Now chapter 19 seems to say that you should let foreigners do their own thing. Chapter 20 seems to say that if those foreigners pass on their god to their children, then they have to be executed–which is a pretty big backpedalling on the previous injunction. Certainly if the argument is that you don’t want to do things you wouldn’t have wanted Egypt to have done to the people, then arguing that passing on the religion = death doesn’t fly.
My interpretation to solve this is that “giving his children” would mean letting them serve as priests as to Molech, as opposed to simply passing on the religion. So is that what chapter 20 means? You can live peacefully among the Israelites as a foreigner, so long as you don’t have religious leaders?
I’m not absolutely sure, but I think ‘giving children to Molech’ means sacrificing them, but in any case, I don’t see an explicit conflict between these two verses - the first one is talking about how you treat immigrants, the second is talking about how you treat offenders.

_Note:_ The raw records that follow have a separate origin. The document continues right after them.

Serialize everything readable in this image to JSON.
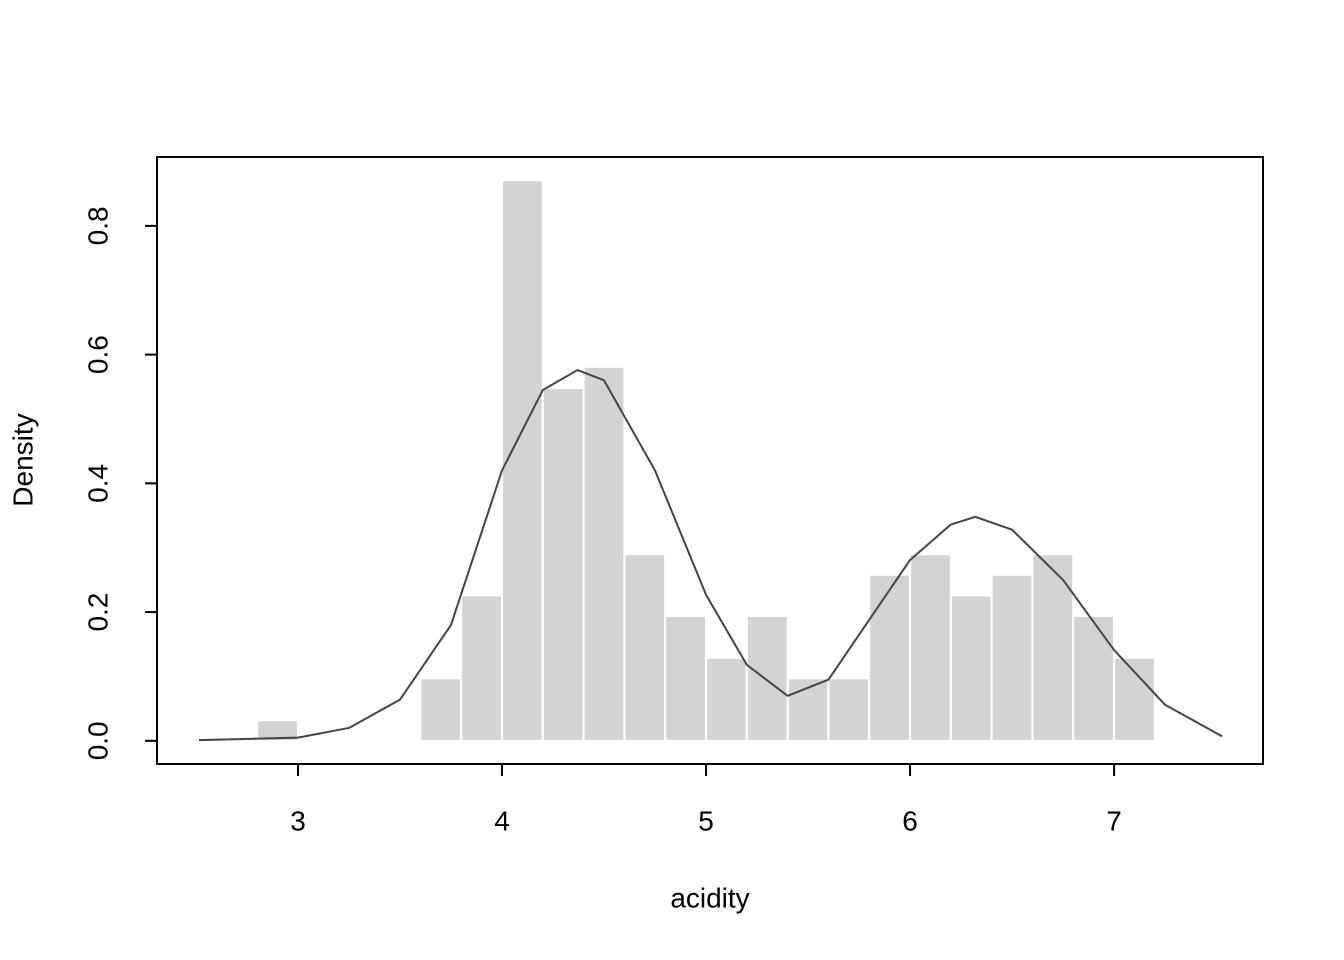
{
  "chart_data": {
    "type": "histogram",
    "x_label": "acidity",
    "y_label": "Density",
    "bins": [
      2.8,
      3.0,
      3.2,
      3.4,
      3.6,
      3.8,
      4.0,
      4.2,
      4.4,
      4.6,
      4.8,
      5.0,
      5.2,
      5.4,
      5.6,
      5.8,
      6.0,
      6.2,
      6.4,
      6.6,
      6.8,
      7.0,
      7.2
    ],
    "values": [
      0.032,
      0,
      0,
      0,
      0.097,
      0.226,
      0.871,
      0.548,
      0.581,
      0.29,
      0.194,
      0.129,
      0.194,
      0.097,
      0.097,
      0.258,
      0.29,
      0.226,
      0.258,
      0.29,
      0.194,
      0.129
    ],
    "color": "#d3d3d3",
    "density": {
      "color": "#444444",
      "x": [
        2.515,
        3.0,
        3.25,
        3.5,
        3.75,
        4.0,
        4.2,
        4.37,
        4.5,
        4.75,
        5.0,
        5.2,
        5.4,
        5.6,
        5.8,
        6.0,
        6.2,
        6.32,
        6.5,
        6.75,
        7.0,
        7.25,
        7.53
      ],
      "values": [
        0.001,
        0.005,
        0.02,
        0.064,
        0.18,
        0.42,
        0.545,
        0.576,
        0.56,
        0.42,
        0.227,
        0.118,
        0.07,
        0.095,
        0.188,
        0.281,
        0.336,
        0.348,
        0.328,
        0.25,
        0.141,
        0.056,
        0.007
      ]
    },
    "xlim": [
      2.309,
      7.73
    ],
    "ylim": [
      -0.036,
      0.907
    ],
    "xticks": [
      3,
      4,
      5,
      6,
      7
    ],
    "yticks": [
      {
        "value": 0,
        "label": "0.0"
      },
      0.2,
      0.4,
      0.6,
      0.8
    ]
  }
}
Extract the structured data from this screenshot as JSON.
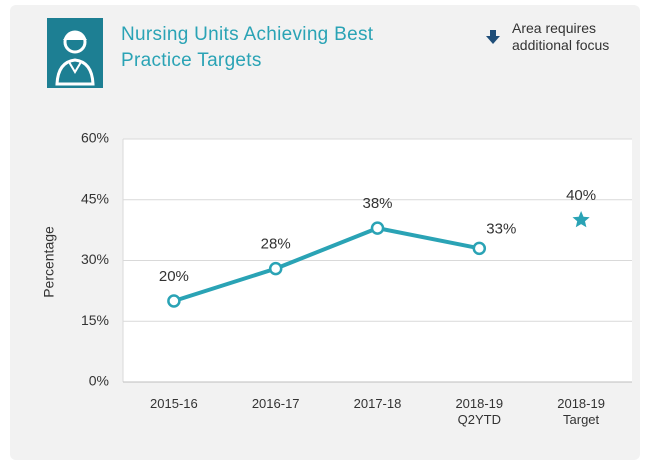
{
  "chart_data": {
    "type": "line",
    "title": "Nursing Units Achieving Best Practice Targets",
    "annotation": "Area requires additional focus",
    "y_label": "Percentage",
    "categories": [
      "2015-16",
      "2016-17",
      "2017-18",
      "2018-19 Q2YTD",
      "2018-19 Target"
    ],
    "series": [
      {
        "color": "#2aa3b5",
        "marker": "circle",
        "values": [
          20,
          28,
          38,
          33,
          null
        ],
        "value_labels": [
          "20%",
          "28%",
          "38%",
          "33%",
          null
        ]
      },
      {
        "color": "#2aa3b5",
        "marker": "star",
        "values": [
          null,
          null,
          null,
          null,
          40
        ],
        "value_labels": [
          null,
          null,
          null,
          null,
          "40%"
        ]
      }
    ],
    "ylim": [
      0,
      60
    ],
    "yticks": [
      {
        "value": 0,
        "label": "0%"
      },
      {
        "value": 15,
        "label": "15%"
      },
      {
        "value": 30,
        "label": "30%"
      },
      {
        "value": 45,
        "label": "45%"
      },
      {
        "value": 60,
        "label": "60%"
      }
    ],
    "grid": true
  }
}
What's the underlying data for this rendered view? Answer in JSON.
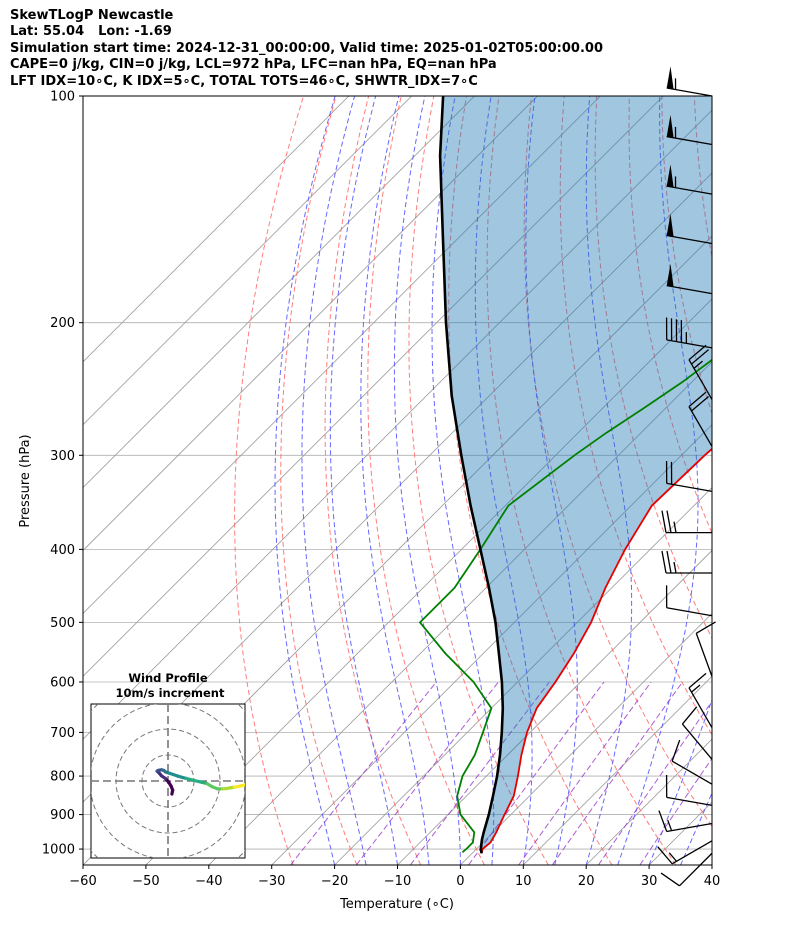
{
  "header": {
    "title": "SkewTLogP Newcastle",
    "lat": "Lat: 55.04",
    "lon": "Lon: -1.69",
    "times": "Simulation start time: 2024-12-31_00:00:00, Valid time: 2025-01-02T05:00:00.00",
    "params1": "CAPE=0 j/kg, CIN=0 j/kg, LCL=972 hPa, LFC=nan hPa, EQ=nan hPa",
    "params2": "LFT IDX=10∘C, K IDX=5∘C, TOTAL TOTS=46∘C, SHWTR_IDX=7∘C"
  },
  "chart_data": {
    "type": "skewt-logp",
    "xlabel": "Temperature (∘C)",
    "ylabel": "Pressure (hPa)",
    "xlim": [
      -60,
      40
    ],
    "ylim": [
      1050,
      100
    ],
    "xticks": [
      -60,
      -50,
      -40,
      -30,
      -20,
      -10,
      0,
      10,
      20,
      30,
      40
    ],
    "xtick_labels": [
      "−60",
      "−50",
      "−40",
      "−30",
      "−20",
      "−10",
      "0",
      "10",
      "20",
      "30",
      "40"
    ],
    "yticks": [
      1000,
      900,
      800,
      700,
      600,
      500,
      400,
      300,
      200,
      100
    ],
    "ytick_labels": [
      "1000",
      "900",
      "800",
      "700",
      "600",
      "500",
      "400",
      "300",
      "200",
      "100"
    ],
    "skew_degrees": 45,
    "colors": {
      "temperature": "#e60000",
      "dewpoint": "#008000",
      "parcel": "#000000",
      "shade": "#1f77b4",
      "dry_adiabat": "#ff6666",
      "moist_adiabat": "#4d4dff",
      "mixing_ratio": "#9933cc",
      "isotherm": "#999999",
      "grid": "#b0b0b0"
    },
    "temperature": {
      "pressure": [
        1013,
        1000,
        980,
        950,
        900,
        850,
        800,
        750,
        700,
        650,
        600,
        550,
        500,
        450,
        400,
        350,
        300,
        280,
        260,
        240,
        220,
        200,
        180,
        160,
        140,
        120,
        110,
        100
      ],
      "values": [
        1.5,
        1.0,
        1.2,
        0.5,
        -1.0,
        -2.5,
        -5.0,
        -7.8,
        -10.5,
        -12.8,
        -14.0,
        -15.6,
        -17.8,
        -21.0,
        -24.0,
        -26.7,
        -26.3,
        -25.8,
        -24.9,
        -23.7,
        -23.2,
        -21.5,
        -20.5,
        -20.0,
        -19.6,
        -19.3,
        -18.9,
        -18.6
      ]
    },
    "dewpoint": {
      "pressure": [
        1010,
        1000,
        980,
        950,
        900,
        850,
        800,
        750,
        700,
        650,
        600,
        550,
        500,
        450,
        400,
        350,
        300,
        280,
        260,
        240,
        220,
        200,
        180,
        160,
        140,
        120,
        110,
        100
      ],
      "values": [
        -1.7,
        -1.6,
        -1.6,
        -3.0,
        -8.0,
        -11.5,
        -13.8,
        -15.2,
        -17.5,
        -20.0,
        -27.0,
        -36.0,
        -45.0,
        -45.0,
        -47.0,
        -49.5,
        -47.0,
        -45.5,
        -43.5,
        -41.5,
        -40.0,
        -40.5,
        -41.0,
        -40.0,
        -36.5,
        -33.0,
        -31.5,
        -30.2
      ]
    },
    "parcel": {
      "pressure": [
        1013,
        1000,
        972,
        950,
        900,
        850,
        800,
        750,
        700,
        650,
        600,
        550,
        500,
        450,
        400,
        350,
        300,
        250,
        200,
        150,
        120,
        100
      ],
      "values": [
        1.5,
        0.7,
        -0.6,
        -1.5,
        -3.5,
        -5.8,
        -8.3,
        -11.2,
        -14.5,
        -18.2,
        -22.5,
        -27.5,
        -33.0,
        -39.5,
        -47.0,
        -55.5,
        -65.0,
        -76.0,
        -88.5,
        -104.0,
        -116.0,
        -125.0
      ]
    },
    "wind_barbs": [
      {
        "pressure": 1013,
        "direction": 225,
        "speed_kt": 10
      },
      {
        "pressure": 975,
        "direction": 240,
        "speed_kt": 15
      },
      {
        "pressure": 925,
        "direction": 260,
        "speed_kt": 15
      },
      {
        "pressure": 875,
        "direction": 280,
        "speed_kt": 10
      },
      {
        "pressure": 820,
        "direction": 300,
        "speed_kt": 10
      },
      {
        "pressure": 760,
        "direction": 320,
        "speed_kt": 10
      },
      {
        "pressure": 690,
        "direction": 330,
        "speed_kt": 15
      },
      {
        "pressure": 590,
        "direction": 340,
        "speed_kt": 10
      },
      {
        "pressure": 490,
        "direction": 280,
        "speed_kt": 10
      },
      {
        "pressure": 430,
        "direction": 270,
        "speed_kt": 25
      },
      {
        "pressure": 380,
        "direction": 270,
        "speed_kt": 25
      },
      {
        "pressure": 335,
        "direction": 280,
        "speed_kt": 20
      },
      {
        "pressure": 292,
        "direction": 330,
        "speed_kt": 20
      },
      {
        "pressure": 253,
        "direction": 330,
        "speed_kt": 25
      },
      {
        "pressure": 216,
        "direction": 280,
        "speed_kt": 45
      },
      {
        "pressure": 183,
        "direction": 280,
        "speed_kt": 50
      },
      {
        "pressure": 157,
        "direction": 280,
        "speed_kt": 50
      },
      {
        "pressure": 135,
        "direction": 280,
        "speed_kt": 55
      },
      {
        "pressure": 116,
        "direction": 280,
        "speed_kt": 55
      },
      {
        "pressure": 100,
        "direction": 280,
        "speed_kt": 55
      }
    ],
    "hodograph": {
      "title": "Wind Profile",
      "subtitle": "10m/s increment",
      "ring_spacing_ms": 10,
      "rings": 3,
      "u": [
        1.5,
        1.8,
        1.2,
        0.3,
        -1.0,
        -2.5,
        -3.5,
        -4.2,
        -3.6,
        -2.5,
        -2.0,
        -1.5,
        -1.0,
        0.5,
        2.0,
        4.0,
        7.0,
        10.0,
        13.0,
        15.0,
        17.0,
        19.0,
        21.0,
        22.5,
        24.0,
        25.5,
        28.0,
        29.5,
        30.5
      ],
      "v": [
        5.0,
        3.5,
        2.0,
        0.5,
        -1.0,
        -2.0,
        -3.2,
        -3.8,
        -4.1,
        -4.3,
        -4.2,
        -4.0,
        -3.5,
        -3.0,
        -2.5,
        -1.8,
        -1.0,
        -0.2,
        0.5,
        1.0,
        2.2,
        3.0,
        3.0,
        2.9,
        2.6,
        2.4,
        1.9,
        1.5,
        1.2
      ]
    }
  }
}
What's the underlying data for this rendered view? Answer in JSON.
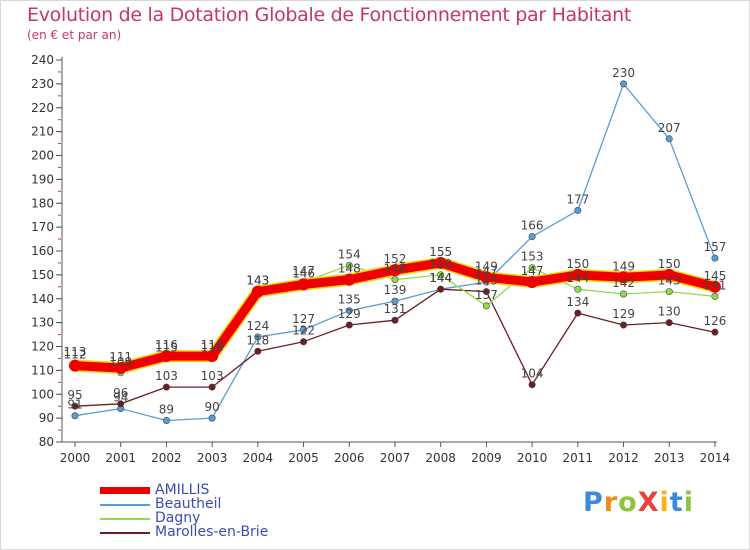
{
  "header": {
    "title": "Evolution de la Dotation Globale de Fonctionnement par Habitant",
    "subtitle": "(en € et par an)"
  },
  "brand": {
    "text": "ProXiti",
    "letters": [
      {
        "ch": "P",
        "color": "#3c8bd8"
      },
      {
        "ch": "r",
        "color": "#f08a1c"
      },
      {
        "ch": "o",
        "color": "#8cc63f"
      },
      {
        "ch": "X",
        "color": "#e8403a"
      },
      {
        "ch": "i",
        "color": "#f5b21a"
      },
      {
        "ch": "t",
        "color": "#3c8bd8"
      },
      {
        "ch": "i",
        "color": "#8cc63f"
      }
    ]
  },
  "chart_data": {
    "type": "line",
    "x": [
      "2000",
      "2001",
      "2002",
      "2003",
      "2004",
      "2005",
      "2006",
      "2007",
      "2008",
      "2009",
      "2010",
      "2011",
      "2012",
      "2013",
      "2014"
    ],
    "ylim": [
      80,
      240
    ],
    "yticks": [
      80,
      90,
      100,
      110,
      120,
      130,
      140,
      150,
      160,
      170,
      180,
      190,
      200,
      210,
      220,
      230,
      240
    ],
    "grid": false,
    "legend_position": "bottom-left",
    "series": [
      {
        "name": "AMILLIS",
        "color": "#ee0000",
        "values": [
          112,
          111,
          116,
          116,
          143,
          146,
          148,
          152,
          155,
          149,
          147,
          150,
          149,
          150,
          145
        ],
        "labels": [
          "112",
          "111",
          "116",
          "116",
          "143",
          "146",
          "148",
          "152",
          "155",
          "149",
          "147",
          "150",
          "149",
          "150",
          "145"
        ]
      },
      {
        "name": "Beautheil",
        "color": "#5b9bd5",
        "values": [
          91,
          94,
          89,
          90,
          124,
          127,
          135,
          139,
          144,
          147,
          166,
          177,
          230,
          207,
          157
        ],
        "labels": [
          "91",
          "94",
          "89",
          "90",
          "124",
          "127",
          "135",
          "139",
          "144",
          "147",
          "166",
          "177",
          "230",
          "207",
          "157"
        ]
      },
      {
        "name": "Dagny",
        "color": "#8fdc4c",
        "values": [
          113,
          109,
          115,
          115,
          143,
          147,
          154,
          148,
          150,
          137,
          153,
          144,
          142,
          143,
          141
        ],
        "labels": [
          "113",
          "109",
          "115",
          "115",
          "143",
          "147",
          "154",
          "148",
          "150",
          "137",
          "153",
          "144",
          "142",
          "143",
          "141"
        ]
      },
      {
        "name": "Marolles-en-Brie",
        "color": "#6b1f23",
        "values": [
          95,
          96,
          103,
          103,
          118,
          122,
          129,
          131,
          144,
          143,
          104,
          134,
          129,
          130,
          126
        ],
        "labels": [
          "95",
          "96",
          "103",
          "103",
          "118",
          "122",
          "129",
          "131",
          "144",
          "143",
          "104",
          "134",
          "129",
          "130",
          "126"
        ]
      }
    ]
  }
}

Pretty close. Keep in mind that Freedom of Religion is a pretty modern concept. The non-Jews among the Israelites were not required to convert and be totally Jewish, but certain minimal standards were required, and the most important of them was to abandon idolatry. They didn’t have to worship as Jews would, but idolatry was totally abhorred.
(I could go into a whole discussion of how that section might actually be talking about converts, or the different categories of converts in Judaism, or what “alien” and “mistreat” mean in these contexts, but I think that the above is sufficiently simple and direct.)
Another point is that “equal protection of the law” is also a very modern concept. In many ancient societies (no cite handy, sorry), foreigners were considered outside the law, or outside much of the law. The Torah repeats a legal requirement several times, including at the end of Lev. 24: There shall be one law, for citizen and foreigner alike.
I did look up the Molech article on Wikipedia before posting, but I didn’t see the lines, ‘references to Moloch use mlk only in the context of “passing children through fire lmlk”, whatever is meant by lmlk, whether it means “to Moloch” or means something else. It has traditionally been understood to mean burning children alive to the god Moloch.’
I see no conflict. The alien must be treated as one of your own native-born. If an alien or native-born sacrifices to Molech, the punishment is the same in either case.